Aí, quando ninguém não viu, eu saquei a mochila, desfiz a ponta de faca as
costuras, e entreguei a ele o mimo, com estilo de silêncio para palavras.”
Diadorim
fica surpreso e, literalmente, de boca aberta. Mas, quase de imediato, recua e
se endurece.
“Diadorim
entrefez o pra-trás de uma boa surpresa, e sem querer parou aberto com os lábios
da boca, enquanto que os olhos e olhos remiravam a pedra-de-safira no covo de
suas mãos. Ao que, se sofreou no bridado, se transteve sério, apertou os beiços;
e, sem razão sensível nem mais, tornou a me dar a pedrinha, só dizendo:
–
“Deste coração te agradeço, Riobaldo, mas não acho de aceitar um presente
assim, agora. Aí guarda outra vez, por um tempo. Até em quando se tenha
terminado de cumprir a vingança por Joca Ramiro. Nesse dia, então, eu
recebo...””
Ele
não se pode permitir o amor enquanto guarda o dever de vingança. Riobaldo pela
primeira vez tenta convencer Diadorim a deixar o cangaço.
“–
“Escuta, Diadorim: vamos embora da jagunçagem, que já é o depois-de-véspera,
que os vivos também têm de viver por só si, e vingança não é promessa a Deus,
nem sermão de sacramento. Não chegam os nossos que morremos, e os Judas que
matamos, para documento do fim de Joca Ramiro?!””
Foi Diadorim
ouvir e retrucou, com dureza:
“–
“Riobaldo, você teme?””
Riobaldo
diz que não se ofendeu e parece decidido no que pensa. Mas logo adiante mostra
que ficou ofendido, sim. E Diadorim tenta chamá-lo ao compromisso antes
assumido, de vingar a morte de Joca Ramiro.
“–
“Tem que temerei! Você, aí faz o quem seu querer esteja. Eu viro minha boa
volta...”
Dar o
mal por mal: assim. Eu tinha a quanta razão. Eu guardei a pedrinha na
algibeira, depois melhor botei, no bolso do cinto; contei minhas favas,
refavas. Diadorim respirava muito. Dele foi o relance:
–
“Riobaldo, você pensa bem: você jurou vinga, você é leal. E eu nunca imaginei
um desenlace assim, de nossa amizade...””
Há
diferenças importantes entre fidelidade e lealdade. Somos fieis a normas. Somos
leais a vida. Fidelidade é estar preso a uma norma ou combinado sem que as
condições razoáveis para a manutenção do acordo ainda existam. Lealdade nunca é
a alguém específico, mas a uma proposta ou condição que remeta àquilo que é
vitalizado.
Os
dois conceitos se relacionam diretamente aos conceitos de coerência e consistência.

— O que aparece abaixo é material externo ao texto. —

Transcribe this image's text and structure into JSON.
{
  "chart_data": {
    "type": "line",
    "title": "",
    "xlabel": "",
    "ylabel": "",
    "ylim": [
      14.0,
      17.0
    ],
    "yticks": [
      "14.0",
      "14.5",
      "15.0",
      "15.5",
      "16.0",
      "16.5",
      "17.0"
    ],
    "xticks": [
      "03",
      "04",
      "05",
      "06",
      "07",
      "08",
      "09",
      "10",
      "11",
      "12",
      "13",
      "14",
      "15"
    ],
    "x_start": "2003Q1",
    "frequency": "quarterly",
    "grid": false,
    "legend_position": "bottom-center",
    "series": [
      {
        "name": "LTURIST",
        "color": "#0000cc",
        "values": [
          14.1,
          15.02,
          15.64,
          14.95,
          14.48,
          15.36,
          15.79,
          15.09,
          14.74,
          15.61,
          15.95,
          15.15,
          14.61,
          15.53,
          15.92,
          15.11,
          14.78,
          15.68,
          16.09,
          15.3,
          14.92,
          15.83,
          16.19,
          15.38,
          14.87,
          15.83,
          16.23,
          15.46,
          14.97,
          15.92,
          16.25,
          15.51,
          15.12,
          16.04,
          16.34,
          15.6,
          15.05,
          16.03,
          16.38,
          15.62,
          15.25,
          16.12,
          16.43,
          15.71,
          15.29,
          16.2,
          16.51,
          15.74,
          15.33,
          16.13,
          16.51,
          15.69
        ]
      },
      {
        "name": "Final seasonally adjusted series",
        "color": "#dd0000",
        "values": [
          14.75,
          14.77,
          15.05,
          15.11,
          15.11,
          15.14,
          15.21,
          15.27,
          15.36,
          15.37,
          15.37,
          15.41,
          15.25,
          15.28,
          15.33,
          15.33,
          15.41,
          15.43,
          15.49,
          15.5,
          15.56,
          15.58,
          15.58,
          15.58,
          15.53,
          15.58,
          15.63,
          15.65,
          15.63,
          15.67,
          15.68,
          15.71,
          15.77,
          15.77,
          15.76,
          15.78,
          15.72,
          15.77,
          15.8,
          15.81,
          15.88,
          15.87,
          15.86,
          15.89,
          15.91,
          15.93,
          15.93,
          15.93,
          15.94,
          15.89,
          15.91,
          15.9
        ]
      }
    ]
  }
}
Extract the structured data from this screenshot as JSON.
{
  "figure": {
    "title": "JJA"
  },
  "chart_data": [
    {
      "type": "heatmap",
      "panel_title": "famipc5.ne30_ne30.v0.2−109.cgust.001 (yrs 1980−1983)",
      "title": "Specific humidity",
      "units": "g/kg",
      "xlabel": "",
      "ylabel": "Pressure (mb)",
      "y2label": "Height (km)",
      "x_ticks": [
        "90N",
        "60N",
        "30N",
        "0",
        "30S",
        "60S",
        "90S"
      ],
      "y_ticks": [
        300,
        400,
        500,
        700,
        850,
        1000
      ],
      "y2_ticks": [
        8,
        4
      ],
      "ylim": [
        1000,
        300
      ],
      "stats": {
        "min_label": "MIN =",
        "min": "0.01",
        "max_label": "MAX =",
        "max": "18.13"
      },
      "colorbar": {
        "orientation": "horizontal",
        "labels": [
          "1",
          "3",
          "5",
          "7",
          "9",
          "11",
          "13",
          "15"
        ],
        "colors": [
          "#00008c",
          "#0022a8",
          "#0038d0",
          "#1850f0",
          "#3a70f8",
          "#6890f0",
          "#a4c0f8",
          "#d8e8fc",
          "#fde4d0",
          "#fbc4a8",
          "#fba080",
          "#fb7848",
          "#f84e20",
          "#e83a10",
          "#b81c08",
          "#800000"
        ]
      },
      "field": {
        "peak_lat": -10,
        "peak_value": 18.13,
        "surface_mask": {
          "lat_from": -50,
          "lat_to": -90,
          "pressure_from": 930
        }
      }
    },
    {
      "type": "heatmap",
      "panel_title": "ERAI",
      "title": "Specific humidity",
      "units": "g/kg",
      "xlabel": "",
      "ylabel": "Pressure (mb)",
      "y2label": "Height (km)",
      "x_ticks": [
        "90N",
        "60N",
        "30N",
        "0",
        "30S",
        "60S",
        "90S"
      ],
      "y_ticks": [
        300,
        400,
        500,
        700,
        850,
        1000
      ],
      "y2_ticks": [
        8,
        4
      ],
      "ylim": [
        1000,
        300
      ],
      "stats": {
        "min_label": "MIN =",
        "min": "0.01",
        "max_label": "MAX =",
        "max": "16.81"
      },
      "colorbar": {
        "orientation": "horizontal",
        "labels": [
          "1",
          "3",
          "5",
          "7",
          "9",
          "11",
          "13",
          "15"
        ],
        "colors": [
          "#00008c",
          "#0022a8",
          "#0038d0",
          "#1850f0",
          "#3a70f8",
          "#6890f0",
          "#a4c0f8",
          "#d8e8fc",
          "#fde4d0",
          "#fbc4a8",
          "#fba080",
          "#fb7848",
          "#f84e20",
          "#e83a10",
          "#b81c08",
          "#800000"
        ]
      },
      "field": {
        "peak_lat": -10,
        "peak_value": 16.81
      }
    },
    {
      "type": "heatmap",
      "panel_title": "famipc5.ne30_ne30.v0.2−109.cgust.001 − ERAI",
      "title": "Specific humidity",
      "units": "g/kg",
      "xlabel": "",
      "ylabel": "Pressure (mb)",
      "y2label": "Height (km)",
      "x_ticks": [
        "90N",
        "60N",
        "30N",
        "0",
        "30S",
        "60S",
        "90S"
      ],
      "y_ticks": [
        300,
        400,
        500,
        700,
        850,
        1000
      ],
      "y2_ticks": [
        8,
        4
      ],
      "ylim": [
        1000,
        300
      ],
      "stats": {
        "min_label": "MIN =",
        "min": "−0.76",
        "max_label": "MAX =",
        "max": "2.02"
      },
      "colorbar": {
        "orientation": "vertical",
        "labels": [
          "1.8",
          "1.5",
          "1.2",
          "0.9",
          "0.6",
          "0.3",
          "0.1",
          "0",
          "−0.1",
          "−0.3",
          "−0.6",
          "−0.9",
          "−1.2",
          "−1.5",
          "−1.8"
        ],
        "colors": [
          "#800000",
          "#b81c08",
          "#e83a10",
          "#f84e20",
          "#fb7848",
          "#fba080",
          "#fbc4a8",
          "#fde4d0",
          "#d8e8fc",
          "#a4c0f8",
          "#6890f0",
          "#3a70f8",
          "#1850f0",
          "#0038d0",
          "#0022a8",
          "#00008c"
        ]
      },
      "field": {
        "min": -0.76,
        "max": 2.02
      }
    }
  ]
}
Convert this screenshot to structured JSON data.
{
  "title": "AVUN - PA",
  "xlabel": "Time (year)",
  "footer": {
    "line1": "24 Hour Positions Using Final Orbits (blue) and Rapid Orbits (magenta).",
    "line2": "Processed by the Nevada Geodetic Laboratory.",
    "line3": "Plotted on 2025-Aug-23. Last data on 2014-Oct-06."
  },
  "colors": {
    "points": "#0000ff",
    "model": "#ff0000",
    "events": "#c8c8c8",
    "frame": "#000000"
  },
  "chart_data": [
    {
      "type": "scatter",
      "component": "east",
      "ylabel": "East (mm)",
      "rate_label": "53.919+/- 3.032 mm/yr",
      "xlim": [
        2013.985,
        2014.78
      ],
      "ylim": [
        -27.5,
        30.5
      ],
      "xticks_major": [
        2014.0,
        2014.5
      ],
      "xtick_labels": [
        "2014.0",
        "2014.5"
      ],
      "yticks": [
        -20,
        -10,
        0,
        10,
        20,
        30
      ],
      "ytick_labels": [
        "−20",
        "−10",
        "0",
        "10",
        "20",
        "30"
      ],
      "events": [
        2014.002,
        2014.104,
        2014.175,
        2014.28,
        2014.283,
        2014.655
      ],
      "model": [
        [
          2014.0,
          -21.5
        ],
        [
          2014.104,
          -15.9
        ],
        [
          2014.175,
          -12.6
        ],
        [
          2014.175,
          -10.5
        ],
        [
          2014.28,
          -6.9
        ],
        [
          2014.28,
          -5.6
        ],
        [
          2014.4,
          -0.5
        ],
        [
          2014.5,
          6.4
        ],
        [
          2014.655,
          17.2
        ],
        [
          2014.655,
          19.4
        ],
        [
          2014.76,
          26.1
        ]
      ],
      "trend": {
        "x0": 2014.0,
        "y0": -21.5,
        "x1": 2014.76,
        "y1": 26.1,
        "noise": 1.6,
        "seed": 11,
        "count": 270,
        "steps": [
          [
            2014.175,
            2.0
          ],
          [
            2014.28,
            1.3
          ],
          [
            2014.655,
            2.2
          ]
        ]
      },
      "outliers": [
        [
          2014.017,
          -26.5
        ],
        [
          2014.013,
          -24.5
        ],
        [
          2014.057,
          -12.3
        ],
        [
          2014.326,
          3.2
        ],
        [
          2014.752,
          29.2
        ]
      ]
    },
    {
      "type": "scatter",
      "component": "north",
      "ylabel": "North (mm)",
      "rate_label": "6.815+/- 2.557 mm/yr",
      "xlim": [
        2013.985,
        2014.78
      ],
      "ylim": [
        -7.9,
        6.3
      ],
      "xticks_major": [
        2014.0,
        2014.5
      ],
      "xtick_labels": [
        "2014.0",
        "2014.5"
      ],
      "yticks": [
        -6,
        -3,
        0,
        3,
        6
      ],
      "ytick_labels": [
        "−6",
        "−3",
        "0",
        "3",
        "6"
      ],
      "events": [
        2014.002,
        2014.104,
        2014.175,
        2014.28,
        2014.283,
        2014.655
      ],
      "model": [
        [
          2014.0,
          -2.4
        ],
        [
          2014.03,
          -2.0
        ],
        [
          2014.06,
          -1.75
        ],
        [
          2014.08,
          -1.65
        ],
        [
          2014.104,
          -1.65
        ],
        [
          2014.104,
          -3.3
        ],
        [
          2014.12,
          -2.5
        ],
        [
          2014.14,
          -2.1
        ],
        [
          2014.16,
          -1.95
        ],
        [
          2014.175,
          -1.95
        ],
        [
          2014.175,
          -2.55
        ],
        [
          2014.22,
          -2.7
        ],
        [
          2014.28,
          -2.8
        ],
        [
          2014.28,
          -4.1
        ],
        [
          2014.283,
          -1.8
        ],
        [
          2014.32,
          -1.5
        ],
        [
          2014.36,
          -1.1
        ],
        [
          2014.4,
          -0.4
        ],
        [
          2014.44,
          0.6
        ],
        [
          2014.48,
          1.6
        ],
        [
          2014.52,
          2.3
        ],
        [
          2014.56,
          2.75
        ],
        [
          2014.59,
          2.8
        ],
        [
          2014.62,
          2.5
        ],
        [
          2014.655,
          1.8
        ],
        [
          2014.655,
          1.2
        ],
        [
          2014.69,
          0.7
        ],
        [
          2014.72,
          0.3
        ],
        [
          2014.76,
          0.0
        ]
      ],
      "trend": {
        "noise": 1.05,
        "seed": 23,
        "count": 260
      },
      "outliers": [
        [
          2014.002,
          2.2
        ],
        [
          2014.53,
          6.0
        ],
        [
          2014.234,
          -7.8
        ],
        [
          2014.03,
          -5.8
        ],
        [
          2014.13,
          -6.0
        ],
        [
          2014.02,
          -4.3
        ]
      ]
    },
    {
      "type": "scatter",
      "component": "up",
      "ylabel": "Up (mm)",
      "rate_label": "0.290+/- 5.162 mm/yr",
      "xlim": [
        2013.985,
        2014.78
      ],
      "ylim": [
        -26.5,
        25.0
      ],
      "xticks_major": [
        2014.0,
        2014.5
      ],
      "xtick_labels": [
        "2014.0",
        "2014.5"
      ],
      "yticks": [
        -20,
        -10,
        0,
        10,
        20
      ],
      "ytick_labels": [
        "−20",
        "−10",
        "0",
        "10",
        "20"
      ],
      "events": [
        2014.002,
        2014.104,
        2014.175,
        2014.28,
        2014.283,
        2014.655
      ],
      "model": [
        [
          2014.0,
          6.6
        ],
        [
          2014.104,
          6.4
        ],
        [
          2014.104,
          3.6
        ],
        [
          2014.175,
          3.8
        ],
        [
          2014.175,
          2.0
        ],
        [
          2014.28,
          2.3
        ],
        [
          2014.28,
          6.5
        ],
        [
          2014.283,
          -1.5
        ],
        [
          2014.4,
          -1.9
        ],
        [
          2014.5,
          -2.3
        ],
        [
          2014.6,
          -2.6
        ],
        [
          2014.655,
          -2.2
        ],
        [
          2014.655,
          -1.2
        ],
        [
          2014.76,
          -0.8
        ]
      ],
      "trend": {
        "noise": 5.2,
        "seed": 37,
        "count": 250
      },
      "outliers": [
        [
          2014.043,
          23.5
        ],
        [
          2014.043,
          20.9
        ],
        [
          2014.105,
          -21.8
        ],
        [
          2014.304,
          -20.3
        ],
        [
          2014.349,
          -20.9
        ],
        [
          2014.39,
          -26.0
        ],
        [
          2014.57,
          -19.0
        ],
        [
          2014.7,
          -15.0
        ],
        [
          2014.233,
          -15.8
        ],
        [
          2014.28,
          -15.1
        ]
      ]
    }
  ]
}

Sou coerente em relação às minhas ideias. Sou consistente em relação a minha
vida. Se me aferro demasiadamente à coerência acabo facilmente manipulado: “Mas
não foi isso que você disse antes!” Se sou consistente, simplesmente posso
responder: “mudei”.
As
crianças costumam ser naturalmente consistentes e leais. Se combinarmos com um
sobrinho que levaremos um bombom para ele e, ao chegarmos à sua casa ele
percebe que nos esquecemos, teremos diante de nós uma criança chateada, triste
e provavelmente com raiva. Mas se, no instante seguinte, ela percebe um novo e
interessante chaveiro em nossas mãos e começa a brincar com ele, teremos então
uma criança novamente tranquila e envolvida. Essa aparente instabilidade recebe
o nome adequado de estabilidade emocional. A criança é orientada pela vida. Queria
o bombom. Esse não veio. Ficou chateada, mas não tem jeito. Chaveiro interessante? Dane-se o bombom! Ela é consistente com a vida. Não está nem um pouco
preocupada em se aprisionar a alguma coerência.
Meu
filho - acho que com dois anos - tinha há poucos dias parado de chupar o seu
bico durante o dia, quando me pediu ele de volta.
-
Papai, to com uma saudade do meu bico...
- É meu
filho? Mas você já tá tão grandinho e nós já explicamos que o bico faz os
dentes ficarem doentes...
- É...
Mas to com uma saudade... Deixa só eu matar a saudade. Só um pouquinho... Menor
que um cocô de cupim (devia ser a menor coisa que ele conhecia).
- Só
um pouquinho mesmo?
- É!
-
Então tá. Tá aqui o bico.
Chup, chup, chup........ Alguns minutos
depois...
-
João, já passou o tempinho que combinamos. Me devolve o bico, agora que você já
matou a saudade?
- Papai, mudei de ideia.
Ri demais! Maravilhosamente
consistente e leal a vida, esse meu filho!